It is a curious matter that, in weeks of media commentary about the Jesmond Mugliett saga, few seem to have picked up on the most glaring flaw in the minister’s defence of his actions.
Some weeks ago, this newspaper editorially observed that the Presidential pardon request, cited as the official reason to retain in employment two officials convicted of bribery, was itself insufficient to justify the decision. The reason is that the pardon, even if granted, would only have commuted a permanent indictment to a temporary one. In other words, the two officials could not be legally retained at the authority, regardless of whether their request for a Presidential pardon was granted or not.
For this reason alone one is tempted to sympathise with ADT chairman Joe Gerada’s claim, written in a letter to The Times, that “the Presidential pardon has no bearing on whether these people should be sacked.”
Indeed it does not; which is why this newspaper stands by its opinion that Dr Gonzi was wrong not to accept Mugliett’s resignation. The Prime Minister is, of course, still in time to rectify this error; but this is highly unlikely, now that the Opposition has thrown its full weight into the fray.
This latter point brings us to another unanswered question. Last Sunday, MaltaToday published a list of Labour MPs who had requested Presidential pardons for their own clients, in a manner indistinguishable from the way Dr Jason Azzopardi handled the above-mentioned case. It was therefore surprising to hear Labour leader Dr Alfred Sant defending his MPs during a radio interview yesterday, claiming that such pardon requests constitute the ordinary “professional work” of any lawyer.
How strange, that the Opposition should so adamantly oppose the government’s handling of a misfired Presidential pardon request made by a Nationalist MP, while at the same time exonerating its own MPs for doing precisely the same thing.
But perhaps the most unfortunate effect of all this confusion – most of which has been deliberately caused for purely political ends – is that it has caused people to question the entire Presidential pardon system to begin with. And yet, it is not the system itself which is at fault: only the abuse of the system, which has been ongoing for decades.
Far from being capricious or arbitrary, Presidential pardons actually play an important (some would say indispensable) role in the judicial process. Theoretically at least, pardons serve two distinct purposes. The first is to act as a legal safeguard against possible miscarriages of justice – as in a hypothetical case where new evidence surfaces only after the wrongly convicted defendant has already exhausted all the possibilities afforded to him by law. In this category too fall all those cases where the law, being blind, may mete out justice correctly but with undue severity given the nature of the case.

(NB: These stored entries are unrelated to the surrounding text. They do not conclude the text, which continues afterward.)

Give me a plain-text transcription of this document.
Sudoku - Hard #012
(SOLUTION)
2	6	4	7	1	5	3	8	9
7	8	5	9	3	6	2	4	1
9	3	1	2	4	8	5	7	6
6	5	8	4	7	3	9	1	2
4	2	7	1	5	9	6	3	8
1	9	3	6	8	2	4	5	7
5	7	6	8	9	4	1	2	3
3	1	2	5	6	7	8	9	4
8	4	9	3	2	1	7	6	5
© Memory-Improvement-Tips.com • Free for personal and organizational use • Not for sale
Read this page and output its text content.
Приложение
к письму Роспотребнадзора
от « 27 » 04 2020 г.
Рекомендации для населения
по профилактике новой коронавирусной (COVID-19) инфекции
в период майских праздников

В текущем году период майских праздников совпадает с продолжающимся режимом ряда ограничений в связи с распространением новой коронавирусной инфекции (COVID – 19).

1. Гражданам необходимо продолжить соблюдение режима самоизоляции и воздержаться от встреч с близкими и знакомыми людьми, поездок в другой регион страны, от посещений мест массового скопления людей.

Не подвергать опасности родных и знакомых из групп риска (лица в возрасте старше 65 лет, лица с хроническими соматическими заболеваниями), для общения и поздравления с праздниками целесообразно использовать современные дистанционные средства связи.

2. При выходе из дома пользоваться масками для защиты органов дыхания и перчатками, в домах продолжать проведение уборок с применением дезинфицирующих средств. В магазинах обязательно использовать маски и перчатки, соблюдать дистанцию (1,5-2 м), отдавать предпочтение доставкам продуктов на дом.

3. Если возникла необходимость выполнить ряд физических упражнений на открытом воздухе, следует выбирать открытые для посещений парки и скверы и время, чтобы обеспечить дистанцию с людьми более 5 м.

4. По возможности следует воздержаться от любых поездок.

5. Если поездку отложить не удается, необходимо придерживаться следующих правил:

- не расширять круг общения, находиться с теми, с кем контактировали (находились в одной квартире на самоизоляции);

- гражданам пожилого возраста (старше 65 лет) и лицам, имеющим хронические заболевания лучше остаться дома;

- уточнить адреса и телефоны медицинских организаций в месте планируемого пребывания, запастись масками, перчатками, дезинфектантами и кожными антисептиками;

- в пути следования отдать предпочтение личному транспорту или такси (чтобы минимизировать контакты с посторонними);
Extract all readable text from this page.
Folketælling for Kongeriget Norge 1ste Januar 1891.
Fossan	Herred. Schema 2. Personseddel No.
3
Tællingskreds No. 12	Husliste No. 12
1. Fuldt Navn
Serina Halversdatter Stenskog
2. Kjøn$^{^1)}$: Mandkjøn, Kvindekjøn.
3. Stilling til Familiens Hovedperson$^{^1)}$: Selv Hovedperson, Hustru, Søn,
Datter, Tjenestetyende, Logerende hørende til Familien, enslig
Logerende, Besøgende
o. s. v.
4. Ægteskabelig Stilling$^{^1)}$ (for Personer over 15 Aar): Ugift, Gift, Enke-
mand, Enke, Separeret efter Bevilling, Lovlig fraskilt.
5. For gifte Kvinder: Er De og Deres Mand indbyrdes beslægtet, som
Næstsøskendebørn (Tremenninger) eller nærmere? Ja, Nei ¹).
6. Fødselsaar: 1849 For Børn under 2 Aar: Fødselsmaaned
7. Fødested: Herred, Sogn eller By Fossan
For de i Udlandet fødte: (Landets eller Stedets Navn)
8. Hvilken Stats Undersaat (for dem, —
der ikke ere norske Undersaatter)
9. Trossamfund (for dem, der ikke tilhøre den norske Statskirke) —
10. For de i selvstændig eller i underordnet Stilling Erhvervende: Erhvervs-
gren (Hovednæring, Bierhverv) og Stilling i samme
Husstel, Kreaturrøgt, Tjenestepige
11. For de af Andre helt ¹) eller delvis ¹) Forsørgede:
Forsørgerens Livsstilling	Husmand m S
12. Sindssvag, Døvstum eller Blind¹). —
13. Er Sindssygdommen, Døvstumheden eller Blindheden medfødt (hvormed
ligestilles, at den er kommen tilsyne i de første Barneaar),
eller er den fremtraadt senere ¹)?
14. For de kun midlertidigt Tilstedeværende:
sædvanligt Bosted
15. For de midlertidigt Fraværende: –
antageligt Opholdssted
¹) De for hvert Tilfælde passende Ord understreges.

Either way, a judicious Presidential pardon may sometimes be the only way to ensure that the innocent are not unjustly imprisoned, or that the guilty are not meted punishment which far exceeds the measure of their crime.
The second purpose is universally recognised as an important element of standard police investigative procedure; as a means of inducing co-operation or eliciting information that would convict criminals who would otherwise be beyond the law’s reach. Here, the unnecessary interference of party politics has played havoc with popular perceptions of this necessary judicial tool: in particular, the notorious case of the attempted assassination of Richard Cachia Caruana, the subsequent presidential pardon granted to Zeppi l-Hafi, and the eventual acquittal of Meinrad Calleja, all of which conspired to strengthen the argument that Presidential pardons are often subject to abuse for political ends.
These considerations only serve to highlight the necessity of a safeguard against abuse of the Presidential pardon system. For instance: the present scenario, whereby defence lawyers routinely apply for pardons on behalf of their clients simply because the law allows them to do so, is clearly not ideal. The present system lends itself to abuse also on account of its apparent lack of transparency. Unlike the law courts, the President of the Republic is not obliged to disclose applications for such pardons, still less to justify his decision to grant/deny them in the first place.
Be that as it may, no amount of abuse would justify the abolition of the system in its entirety. After all, that would be tantamount to throwing out the baby with the bathwater.